Suggestion: Use Discussions on Github to share experience with cookieplone.
Having this challenge to share experience with templates is quite common, and it is hard to fix again and again on your own when the forum is too unspecific.
I learned that opening a discussion area on github with userland examples (provided not as tickets) can lower the noise and leaves the responsibility to the contributors, that even need no Contributor Agreement signed.
A drawback ist that experience is bloated elsewhere like with stackoverflow.
But too user specific examples are not well enough matured to live in the docs.
An example is the Zotero Actions & Tags plugin, that uses userscripts (like greasemonkey) to add functionalities. The author leaves the creativity to the users and they use the discussion area on github for that.
In the description of the discussion area an Announcement link goes to adocument that showcases the process:
You can handle the www alias outside the Plone installation. It is another site, another config, it just redirect to the non www. site, acquiring a certificate by its own. See it as another docker container that have a traefik config read by Docker.

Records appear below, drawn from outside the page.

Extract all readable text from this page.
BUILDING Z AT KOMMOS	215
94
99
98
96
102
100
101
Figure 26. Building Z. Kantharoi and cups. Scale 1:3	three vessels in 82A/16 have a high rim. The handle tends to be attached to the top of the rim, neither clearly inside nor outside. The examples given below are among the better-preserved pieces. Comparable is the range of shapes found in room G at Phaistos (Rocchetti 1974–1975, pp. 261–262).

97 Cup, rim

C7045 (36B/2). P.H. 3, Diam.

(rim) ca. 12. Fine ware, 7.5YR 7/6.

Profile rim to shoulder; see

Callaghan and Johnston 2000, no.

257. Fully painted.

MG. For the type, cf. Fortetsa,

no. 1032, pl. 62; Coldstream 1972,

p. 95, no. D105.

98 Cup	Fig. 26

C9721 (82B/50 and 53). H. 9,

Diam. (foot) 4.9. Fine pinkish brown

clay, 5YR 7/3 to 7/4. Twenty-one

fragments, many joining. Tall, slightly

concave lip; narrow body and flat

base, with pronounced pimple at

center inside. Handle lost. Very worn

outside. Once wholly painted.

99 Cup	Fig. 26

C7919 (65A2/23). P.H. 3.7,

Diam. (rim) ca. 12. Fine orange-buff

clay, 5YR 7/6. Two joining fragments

@yurj Good point, this is why I discuss it here before suggesting it as a general solution. But it is worth a discussion where it should live in the setup. You need another certificate in both cases.
When comparing the approaches, load / resources on the host for having another container and time to restart etc. are worth to consider. Especially when dealing with subdomains for PloneAppMultiligual per language etc.
No idea what are the other requirements in the field for these setups.
But it would be worth sharing those examples without bloating the basic setup template.
@jensens was talking about a more dense setup he uses with one Traefik managing a lot of VHosts on a cluster of different Plone Sites during the last Alpine Sprint. His is not Cookieplone based.